Dream II: The Realm
Page 4
The Black Talons pondered the news. Finally Shad leaned over to Fred and laid a hand on his arm in a restraining gesture. Straightening, he glanced at the others before turning to Amid. “Go back to your master without delay.”
Amid looked surprised. “And bear him what news?”
The Shootist drummed his fingers on his saddle horn. “Tell him he has embarked upon a truly dangerous path, and his only hope of salvation is to deal fairly and honestly with us.”

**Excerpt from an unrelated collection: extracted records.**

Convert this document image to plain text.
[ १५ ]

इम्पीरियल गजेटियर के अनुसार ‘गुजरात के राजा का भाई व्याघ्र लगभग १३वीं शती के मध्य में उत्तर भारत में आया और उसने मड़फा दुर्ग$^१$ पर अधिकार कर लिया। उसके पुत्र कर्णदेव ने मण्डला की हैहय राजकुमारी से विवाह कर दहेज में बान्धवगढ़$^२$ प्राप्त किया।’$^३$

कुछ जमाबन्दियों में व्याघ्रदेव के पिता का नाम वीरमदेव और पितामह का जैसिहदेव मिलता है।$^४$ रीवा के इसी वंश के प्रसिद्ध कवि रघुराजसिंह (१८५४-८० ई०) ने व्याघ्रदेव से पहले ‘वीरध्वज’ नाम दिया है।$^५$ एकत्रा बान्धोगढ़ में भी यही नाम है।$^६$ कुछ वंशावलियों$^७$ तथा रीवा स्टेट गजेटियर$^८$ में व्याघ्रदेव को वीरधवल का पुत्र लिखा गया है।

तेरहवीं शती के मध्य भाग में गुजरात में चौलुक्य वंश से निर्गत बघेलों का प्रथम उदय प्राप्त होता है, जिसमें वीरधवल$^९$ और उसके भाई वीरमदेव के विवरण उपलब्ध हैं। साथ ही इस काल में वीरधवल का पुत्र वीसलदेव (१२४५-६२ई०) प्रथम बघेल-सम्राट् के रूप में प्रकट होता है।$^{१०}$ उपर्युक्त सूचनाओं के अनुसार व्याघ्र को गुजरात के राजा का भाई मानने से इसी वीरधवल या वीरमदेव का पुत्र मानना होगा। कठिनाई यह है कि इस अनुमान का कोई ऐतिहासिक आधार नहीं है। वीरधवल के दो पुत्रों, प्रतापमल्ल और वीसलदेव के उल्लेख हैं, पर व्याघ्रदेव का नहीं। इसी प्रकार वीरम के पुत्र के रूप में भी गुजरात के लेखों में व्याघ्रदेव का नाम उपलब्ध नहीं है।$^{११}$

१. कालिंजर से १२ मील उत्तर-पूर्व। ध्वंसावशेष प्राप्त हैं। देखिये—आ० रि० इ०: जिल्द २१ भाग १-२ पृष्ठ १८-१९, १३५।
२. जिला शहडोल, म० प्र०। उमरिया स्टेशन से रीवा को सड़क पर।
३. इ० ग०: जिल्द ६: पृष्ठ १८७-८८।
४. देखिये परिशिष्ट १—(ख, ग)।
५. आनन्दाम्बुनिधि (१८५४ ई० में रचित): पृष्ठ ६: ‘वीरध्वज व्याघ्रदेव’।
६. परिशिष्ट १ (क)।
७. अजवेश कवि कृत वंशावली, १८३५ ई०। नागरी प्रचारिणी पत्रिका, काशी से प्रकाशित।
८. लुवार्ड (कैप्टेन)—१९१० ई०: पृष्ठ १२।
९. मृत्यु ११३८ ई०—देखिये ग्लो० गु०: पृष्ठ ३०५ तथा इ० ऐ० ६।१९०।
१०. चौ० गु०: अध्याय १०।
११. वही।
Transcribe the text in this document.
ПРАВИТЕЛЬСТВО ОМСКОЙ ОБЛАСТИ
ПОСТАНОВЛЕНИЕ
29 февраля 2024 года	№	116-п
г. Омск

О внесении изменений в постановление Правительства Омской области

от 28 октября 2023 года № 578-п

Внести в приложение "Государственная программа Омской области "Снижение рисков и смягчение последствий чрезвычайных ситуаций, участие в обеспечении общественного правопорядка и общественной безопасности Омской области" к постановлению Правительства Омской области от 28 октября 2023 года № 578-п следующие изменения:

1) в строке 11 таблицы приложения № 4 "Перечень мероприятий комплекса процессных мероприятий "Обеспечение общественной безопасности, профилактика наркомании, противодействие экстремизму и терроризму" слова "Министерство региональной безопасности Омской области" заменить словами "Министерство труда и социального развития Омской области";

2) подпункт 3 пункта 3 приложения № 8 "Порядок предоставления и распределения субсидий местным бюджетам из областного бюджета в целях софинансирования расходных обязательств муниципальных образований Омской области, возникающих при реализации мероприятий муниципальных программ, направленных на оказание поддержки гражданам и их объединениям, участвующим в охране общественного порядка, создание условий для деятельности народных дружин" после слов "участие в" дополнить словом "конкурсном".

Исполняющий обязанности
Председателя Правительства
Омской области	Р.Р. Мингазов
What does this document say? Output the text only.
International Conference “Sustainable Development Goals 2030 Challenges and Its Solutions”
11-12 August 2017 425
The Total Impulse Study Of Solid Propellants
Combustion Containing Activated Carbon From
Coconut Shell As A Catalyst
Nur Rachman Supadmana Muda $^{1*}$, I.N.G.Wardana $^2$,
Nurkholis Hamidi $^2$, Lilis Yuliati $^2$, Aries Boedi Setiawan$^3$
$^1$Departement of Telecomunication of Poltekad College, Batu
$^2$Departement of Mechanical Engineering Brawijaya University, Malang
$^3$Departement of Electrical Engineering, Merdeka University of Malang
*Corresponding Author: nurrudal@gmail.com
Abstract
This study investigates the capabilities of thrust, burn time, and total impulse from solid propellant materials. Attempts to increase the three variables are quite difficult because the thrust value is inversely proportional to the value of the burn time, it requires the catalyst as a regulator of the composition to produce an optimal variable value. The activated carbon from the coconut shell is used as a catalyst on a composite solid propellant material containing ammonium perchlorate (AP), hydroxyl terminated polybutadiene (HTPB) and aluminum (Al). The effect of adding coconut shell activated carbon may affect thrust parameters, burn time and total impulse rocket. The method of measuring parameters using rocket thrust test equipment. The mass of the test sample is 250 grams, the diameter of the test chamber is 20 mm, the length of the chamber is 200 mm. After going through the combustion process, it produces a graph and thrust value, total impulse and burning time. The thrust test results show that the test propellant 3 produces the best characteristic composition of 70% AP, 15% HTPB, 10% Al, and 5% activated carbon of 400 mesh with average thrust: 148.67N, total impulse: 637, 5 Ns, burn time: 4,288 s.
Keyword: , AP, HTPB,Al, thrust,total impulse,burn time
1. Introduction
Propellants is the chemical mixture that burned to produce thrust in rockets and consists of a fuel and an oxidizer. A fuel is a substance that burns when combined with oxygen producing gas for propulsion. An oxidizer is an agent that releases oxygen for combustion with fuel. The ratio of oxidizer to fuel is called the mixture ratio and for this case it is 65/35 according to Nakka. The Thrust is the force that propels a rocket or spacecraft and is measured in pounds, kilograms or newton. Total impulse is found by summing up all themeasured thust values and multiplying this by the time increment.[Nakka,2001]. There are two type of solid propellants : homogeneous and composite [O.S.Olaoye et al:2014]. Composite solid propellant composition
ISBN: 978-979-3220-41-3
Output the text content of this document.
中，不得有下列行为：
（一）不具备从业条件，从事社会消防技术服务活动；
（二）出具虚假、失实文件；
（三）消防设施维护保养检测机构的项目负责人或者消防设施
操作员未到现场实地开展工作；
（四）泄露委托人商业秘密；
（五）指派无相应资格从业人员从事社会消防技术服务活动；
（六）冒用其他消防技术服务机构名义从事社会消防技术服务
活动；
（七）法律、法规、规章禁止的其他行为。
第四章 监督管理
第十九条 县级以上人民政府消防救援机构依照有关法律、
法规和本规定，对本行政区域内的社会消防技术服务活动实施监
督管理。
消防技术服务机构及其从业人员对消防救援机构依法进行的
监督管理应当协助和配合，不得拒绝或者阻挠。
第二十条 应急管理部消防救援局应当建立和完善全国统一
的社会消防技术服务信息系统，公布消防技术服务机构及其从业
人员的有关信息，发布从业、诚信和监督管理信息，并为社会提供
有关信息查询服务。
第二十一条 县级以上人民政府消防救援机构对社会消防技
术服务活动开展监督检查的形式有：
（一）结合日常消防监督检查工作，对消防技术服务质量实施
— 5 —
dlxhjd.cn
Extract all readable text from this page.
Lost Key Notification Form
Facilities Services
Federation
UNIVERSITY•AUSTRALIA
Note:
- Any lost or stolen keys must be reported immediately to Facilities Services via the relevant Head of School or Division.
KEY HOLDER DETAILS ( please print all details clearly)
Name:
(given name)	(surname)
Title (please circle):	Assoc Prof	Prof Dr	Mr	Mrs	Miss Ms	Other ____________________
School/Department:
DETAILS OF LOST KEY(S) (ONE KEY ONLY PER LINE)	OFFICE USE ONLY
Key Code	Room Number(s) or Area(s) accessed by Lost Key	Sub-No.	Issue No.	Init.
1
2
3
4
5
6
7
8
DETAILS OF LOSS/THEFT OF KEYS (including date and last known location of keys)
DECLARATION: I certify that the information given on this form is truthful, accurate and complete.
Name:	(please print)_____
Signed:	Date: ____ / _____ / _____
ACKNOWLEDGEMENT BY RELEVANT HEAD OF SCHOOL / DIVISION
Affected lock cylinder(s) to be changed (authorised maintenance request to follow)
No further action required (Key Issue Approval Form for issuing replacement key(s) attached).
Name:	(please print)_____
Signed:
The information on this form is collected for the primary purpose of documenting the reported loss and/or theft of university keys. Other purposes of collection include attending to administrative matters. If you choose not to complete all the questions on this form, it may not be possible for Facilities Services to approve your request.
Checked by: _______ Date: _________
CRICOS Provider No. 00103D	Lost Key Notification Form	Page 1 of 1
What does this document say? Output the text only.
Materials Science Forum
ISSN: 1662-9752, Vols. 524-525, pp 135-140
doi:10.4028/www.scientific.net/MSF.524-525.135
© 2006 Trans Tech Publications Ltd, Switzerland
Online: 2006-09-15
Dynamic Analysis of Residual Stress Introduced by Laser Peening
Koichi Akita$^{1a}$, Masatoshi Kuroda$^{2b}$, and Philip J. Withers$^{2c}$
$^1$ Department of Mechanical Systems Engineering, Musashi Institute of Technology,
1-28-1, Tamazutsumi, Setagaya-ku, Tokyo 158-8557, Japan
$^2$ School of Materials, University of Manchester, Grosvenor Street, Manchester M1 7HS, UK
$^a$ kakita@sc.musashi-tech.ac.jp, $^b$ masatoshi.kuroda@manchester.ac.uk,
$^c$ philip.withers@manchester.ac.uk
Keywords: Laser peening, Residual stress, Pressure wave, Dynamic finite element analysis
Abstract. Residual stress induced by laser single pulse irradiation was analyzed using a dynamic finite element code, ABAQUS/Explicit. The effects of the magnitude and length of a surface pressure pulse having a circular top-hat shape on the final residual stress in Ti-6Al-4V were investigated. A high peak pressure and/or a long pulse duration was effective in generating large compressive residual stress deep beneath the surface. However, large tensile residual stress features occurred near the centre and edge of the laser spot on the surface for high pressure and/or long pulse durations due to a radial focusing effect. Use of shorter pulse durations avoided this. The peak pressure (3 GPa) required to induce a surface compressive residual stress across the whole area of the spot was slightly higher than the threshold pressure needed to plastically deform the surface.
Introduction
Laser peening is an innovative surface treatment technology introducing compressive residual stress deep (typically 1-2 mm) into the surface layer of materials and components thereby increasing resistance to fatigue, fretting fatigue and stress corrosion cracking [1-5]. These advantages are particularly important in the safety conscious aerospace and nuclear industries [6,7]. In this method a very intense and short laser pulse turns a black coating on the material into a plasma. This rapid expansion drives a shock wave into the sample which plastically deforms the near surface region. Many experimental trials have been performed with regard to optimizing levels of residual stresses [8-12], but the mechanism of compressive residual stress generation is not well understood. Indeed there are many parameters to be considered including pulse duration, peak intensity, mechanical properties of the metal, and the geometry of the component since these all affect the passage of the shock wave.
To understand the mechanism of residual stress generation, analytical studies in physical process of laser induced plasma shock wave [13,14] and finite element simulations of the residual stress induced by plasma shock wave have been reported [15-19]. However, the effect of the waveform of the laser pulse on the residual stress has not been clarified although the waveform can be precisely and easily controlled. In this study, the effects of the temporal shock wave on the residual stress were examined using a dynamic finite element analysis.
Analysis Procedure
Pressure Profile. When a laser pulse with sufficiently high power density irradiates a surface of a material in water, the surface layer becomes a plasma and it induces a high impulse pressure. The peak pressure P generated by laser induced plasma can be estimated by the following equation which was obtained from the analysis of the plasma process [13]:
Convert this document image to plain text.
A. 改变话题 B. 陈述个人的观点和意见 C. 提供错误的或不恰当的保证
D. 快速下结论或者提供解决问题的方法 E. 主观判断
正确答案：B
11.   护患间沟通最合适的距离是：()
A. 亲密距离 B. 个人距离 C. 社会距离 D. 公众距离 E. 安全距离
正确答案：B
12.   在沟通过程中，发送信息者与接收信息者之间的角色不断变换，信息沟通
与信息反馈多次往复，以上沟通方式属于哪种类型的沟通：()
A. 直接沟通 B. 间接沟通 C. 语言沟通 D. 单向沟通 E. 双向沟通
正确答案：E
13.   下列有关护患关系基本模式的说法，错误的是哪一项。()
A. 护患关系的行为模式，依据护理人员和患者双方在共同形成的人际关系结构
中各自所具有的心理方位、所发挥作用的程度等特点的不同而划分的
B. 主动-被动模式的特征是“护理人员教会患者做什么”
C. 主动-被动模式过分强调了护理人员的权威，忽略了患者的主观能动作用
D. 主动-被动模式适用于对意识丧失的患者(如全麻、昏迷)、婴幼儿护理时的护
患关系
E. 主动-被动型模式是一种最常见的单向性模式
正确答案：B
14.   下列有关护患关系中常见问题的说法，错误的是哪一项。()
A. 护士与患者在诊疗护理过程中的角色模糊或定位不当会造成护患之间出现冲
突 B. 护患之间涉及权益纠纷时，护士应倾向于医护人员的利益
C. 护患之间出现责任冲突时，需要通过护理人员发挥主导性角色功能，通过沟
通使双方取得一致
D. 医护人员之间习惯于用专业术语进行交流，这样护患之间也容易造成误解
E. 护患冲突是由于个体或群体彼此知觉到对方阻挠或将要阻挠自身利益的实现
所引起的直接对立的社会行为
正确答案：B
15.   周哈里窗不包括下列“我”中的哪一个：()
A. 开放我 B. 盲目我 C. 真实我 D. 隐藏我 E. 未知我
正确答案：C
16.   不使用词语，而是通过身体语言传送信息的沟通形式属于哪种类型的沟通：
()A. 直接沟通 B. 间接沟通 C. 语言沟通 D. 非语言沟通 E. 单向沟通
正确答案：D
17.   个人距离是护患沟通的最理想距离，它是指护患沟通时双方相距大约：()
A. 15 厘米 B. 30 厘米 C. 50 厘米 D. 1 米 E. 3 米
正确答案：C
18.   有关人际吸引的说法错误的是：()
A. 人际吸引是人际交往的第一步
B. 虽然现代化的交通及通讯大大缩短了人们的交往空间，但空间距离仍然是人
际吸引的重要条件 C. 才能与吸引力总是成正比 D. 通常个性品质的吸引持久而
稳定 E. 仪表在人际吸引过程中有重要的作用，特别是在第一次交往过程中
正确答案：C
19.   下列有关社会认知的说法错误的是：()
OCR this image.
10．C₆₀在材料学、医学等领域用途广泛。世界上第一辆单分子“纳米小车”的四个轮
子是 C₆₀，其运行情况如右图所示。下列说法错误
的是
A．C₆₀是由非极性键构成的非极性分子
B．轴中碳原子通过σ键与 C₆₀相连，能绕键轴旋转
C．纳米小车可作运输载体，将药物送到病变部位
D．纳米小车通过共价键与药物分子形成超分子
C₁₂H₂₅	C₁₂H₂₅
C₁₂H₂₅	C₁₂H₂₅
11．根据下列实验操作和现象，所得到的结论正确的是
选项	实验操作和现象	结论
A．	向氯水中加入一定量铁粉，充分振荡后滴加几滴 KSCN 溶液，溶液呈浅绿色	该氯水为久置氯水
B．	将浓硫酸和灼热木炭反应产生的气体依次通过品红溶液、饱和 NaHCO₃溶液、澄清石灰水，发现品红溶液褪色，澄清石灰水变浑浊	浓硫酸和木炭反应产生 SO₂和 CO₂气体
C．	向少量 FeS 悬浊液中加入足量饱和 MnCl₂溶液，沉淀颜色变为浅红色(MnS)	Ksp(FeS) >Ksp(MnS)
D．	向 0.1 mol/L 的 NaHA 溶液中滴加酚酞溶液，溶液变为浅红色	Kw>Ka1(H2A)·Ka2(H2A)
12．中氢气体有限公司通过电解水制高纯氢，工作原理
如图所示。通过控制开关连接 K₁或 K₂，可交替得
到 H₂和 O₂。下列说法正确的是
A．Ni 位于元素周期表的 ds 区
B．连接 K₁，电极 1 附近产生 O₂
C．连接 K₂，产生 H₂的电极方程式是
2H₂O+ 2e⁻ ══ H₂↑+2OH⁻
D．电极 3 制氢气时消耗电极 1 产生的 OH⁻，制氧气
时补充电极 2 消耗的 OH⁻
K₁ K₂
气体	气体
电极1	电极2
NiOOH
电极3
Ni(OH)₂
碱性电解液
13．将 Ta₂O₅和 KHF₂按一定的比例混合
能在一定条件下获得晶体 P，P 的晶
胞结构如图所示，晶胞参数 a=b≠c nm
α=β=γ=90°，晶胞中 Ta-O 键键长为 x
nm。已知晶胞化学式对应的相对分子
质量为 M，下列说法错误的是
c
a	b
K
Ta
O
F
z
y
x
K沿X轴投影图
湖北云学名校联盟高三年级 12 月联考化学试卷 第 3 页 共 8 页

“I understand. But what of your starting point?”
“We’ll find our own way in our own time. If your master is as impressed with us as he claims, he should know we’re good for it.”
Amid hesitated, then bowed again. “As you wish.”
“Leave all your money behind,” Derek announced abruptly.
“Fifty-five duro and change,” Derek reported as he tucked the coins away.
“Robbing our campaign hook,” Shad shook his head. “Jeff gets weird when he plays a thief, but you really go bonkers, you know that?”
“We always need money,”
“I’m not arguing with you.” Shad gestured towards the creek. “Let’s find a place to make camp before I fall over. Derek, you’re in charge of the portfolio and the magic marble.”
They found a spot where ten feet of sandy creek bed flanked the swift-running creek, and the banks were only chest-high, giving them a decent defensive position.
“I’ll take last watch,” Shad announced, pulling off his boots.
“I’ll brush down Buttercup,” Derek offered.
“Thanks-I’ll get you back.”
“Here,” Jeff flipped a playing card at Shad. The card dissolved into a puff of dust when it stuck the Shootist’s arm. “Now you’re proof against bugs for a week. I bet those buffalo have fleas the size of brine shrimp.”
“Good thinking. See you guys later.” Shad swiftly scooped out a hole for his hip and stretched out with a handkerchief across his face.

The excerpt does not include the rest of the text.